On Wednesday, October 27, Allen Grubman ’67, a man who counts Madonna, Lebron James, and Robert DeNiro as clients, delivered the Media & Society lecture. Peppering his talk with a little Yiddish and a lot of humor, Grubman led the sold-out crowd of alumni, faculty, and students through the intriguing arc of his remarkable career.
Grubman was born in Crown Heights to a working class family. His first experience with the entertainment industry was as a child singer on the Sunday afternoon Horn and Hardart Children’s Hour. He appeared on the show for three years, from age 11 to 13, but when his voice began to change, he explained, his days in show business came to an end. But his passion for a business where the talent was pampered and treated like royalty, remained. “I remember when I was on the show, they took us to great restaurants,” he told the audience. “I was taken to rehearsal in a limousine. I knew then that I wanted to be an entertainment lawyer.”
But Grubman admitted that his rise to entertainment guru did not happen without its own dose of drama. He was almost derailed by, as he put it, “abominable grades,” in Law School and made it through by the skin of his teeth thanks to the generosity of Professor Joe Crea, who passed him. Grubman, who had interned as a page at CBS during Law School, knocked on doors all over town when he graduated, begging for work. Remarkably, an attorney by the name of Walter Hofer hired him. Hofer happened to represent a band called the Beatles. Grubman recalled their conversation: “I said, Listen, I don’t have a lot of money so I can’t afford a lot, but tell me what I have to pay you to let me work here. Instead, Hofer agreed to pay me $125 a week.” And a career was launched.

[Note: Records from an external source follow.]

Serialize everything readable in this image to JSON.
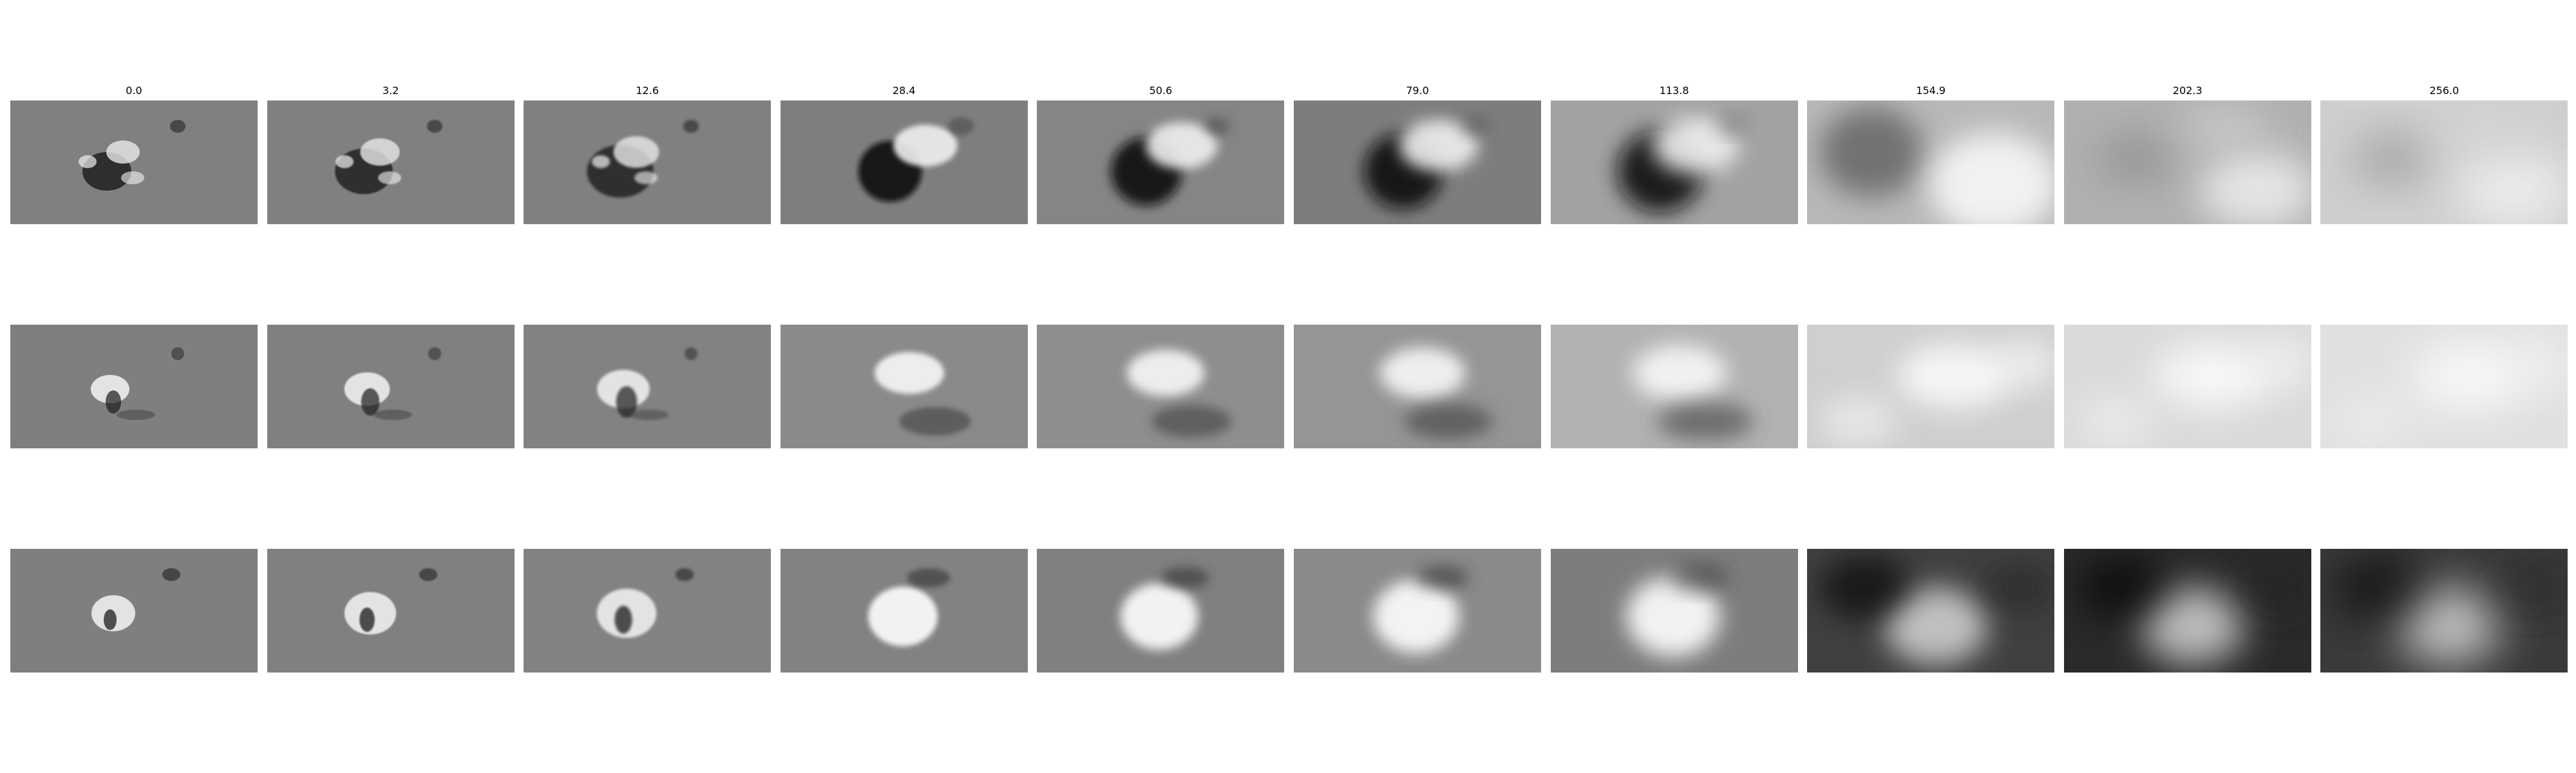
{
  "figure": {
    "column_titles": [
      "0.0",
      "3.2",
      "12.6",
      "28.4",
      "50.6",
      "79.0",
      "113.8",
      "154.9",
      "202.3",
      "256.0"
    ],
    "rows": [
      {
        "background_tones": [
          "#808080",
          "#808080",
          "#808080",
          "#7e7e7e",
          "#858585",
          "#7d7d7d",
          "#a2a2a2",
          "#b8b8b8",
          "#b0b0b0",
          "#cfcfcf"
        ]
      },
      {
        "background_tones": [
          "#7f7f7f",
          "#808080",
          "#828282",
          "#8a8a8a",
          "#8e8e8e",
          "#959595",
          "#b2b2b2",
          "#cfcfcf",
          "#dadada",
          "#e0e0e0"
        ]
      },
      {
        "background_tones": [
          "#7f7f7f",
          "#808080",
          "#828282",
          "#828282",
          "#808080",
          "#8a8a8a",
          "#7d7d7d",
          "#404040",
          "#2a2a2a",
          "#3a3a3a"
        ]
      }
    ]
  }
}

Grubman worked for Hofer for a few years before starting his own firm with fellow BLS graduates Paul Schinlder ’71 and Arthur Indursky in 1974, which later became known as Grubman Indursky & Shire. Today, the firm is one of the most elite entertainment shops in the nation. He has been called “the undisputed king of music entertainment law” by Forbes and “the head of the most powerful entertainment law firm in the country,” by Vanity Fair, which included him in an elite group of “must-see agents, lawyers, and studio heads for any deal worth doing.”

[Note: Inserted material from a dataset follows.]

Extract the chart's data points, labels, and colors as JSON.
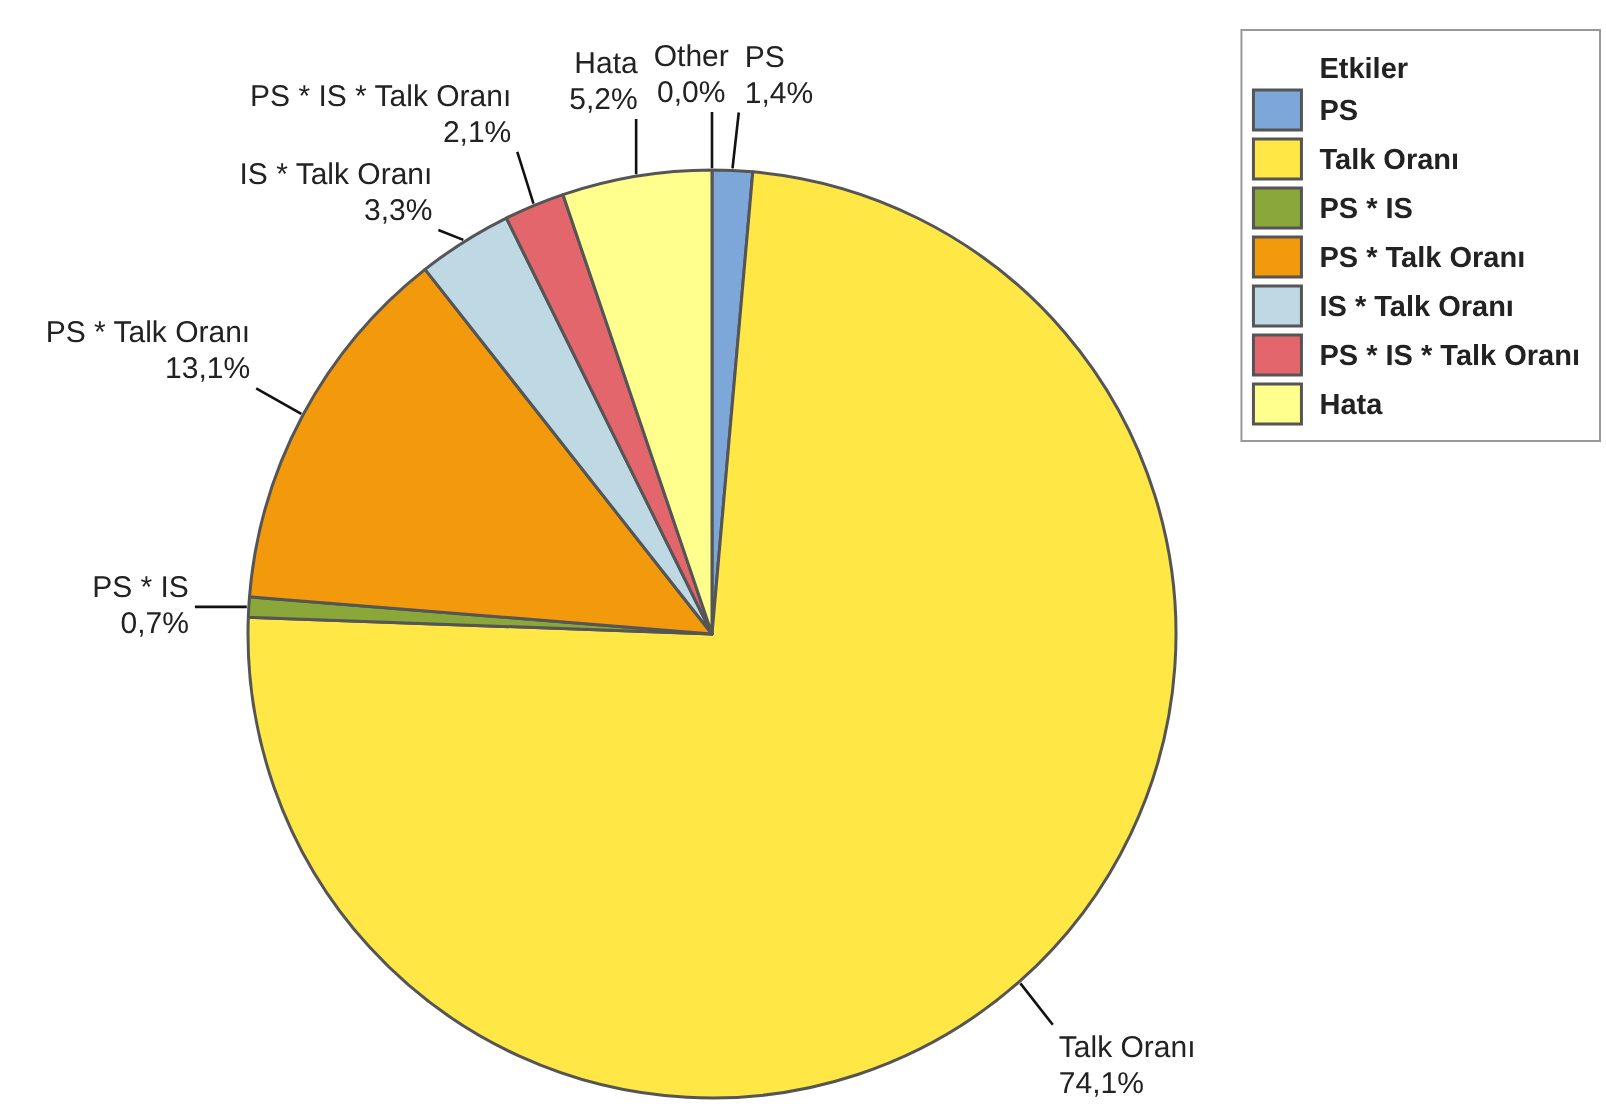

While much of his talk recounted personal stories of the music business (including a priceless tale about the Village People), Grubman also discussed the intricacies of entertainment law, the structure of a deal, and the different roles played by managers, agents, and music publishers in the industry.
After his talk, Grubman fielded a number of questions from students about the changes in the entertainment industry over the years. “In the year 2000 something terrible happened,” he said. “It’s called the Internet. People figured out how to get movies and music for free, and this is an issue that artists have had to adjust to. iTunes is killing artists. They used to sell an entire album for $15.98, now single songs go for 99 cents. The issue is one of compensation.”
Grubman ended his talk on an encouraging note. “I am living proof that you can achieve the biggest things in life even if you are a C student,” he said. “You have to believe in yourself, have tenacity, and go that extra step. And something else: you also have to have sachel. Sachel is a Yiddish word that means a combination of intellect, street smarts, and common sense. And the most important thing is you have to be lucky.”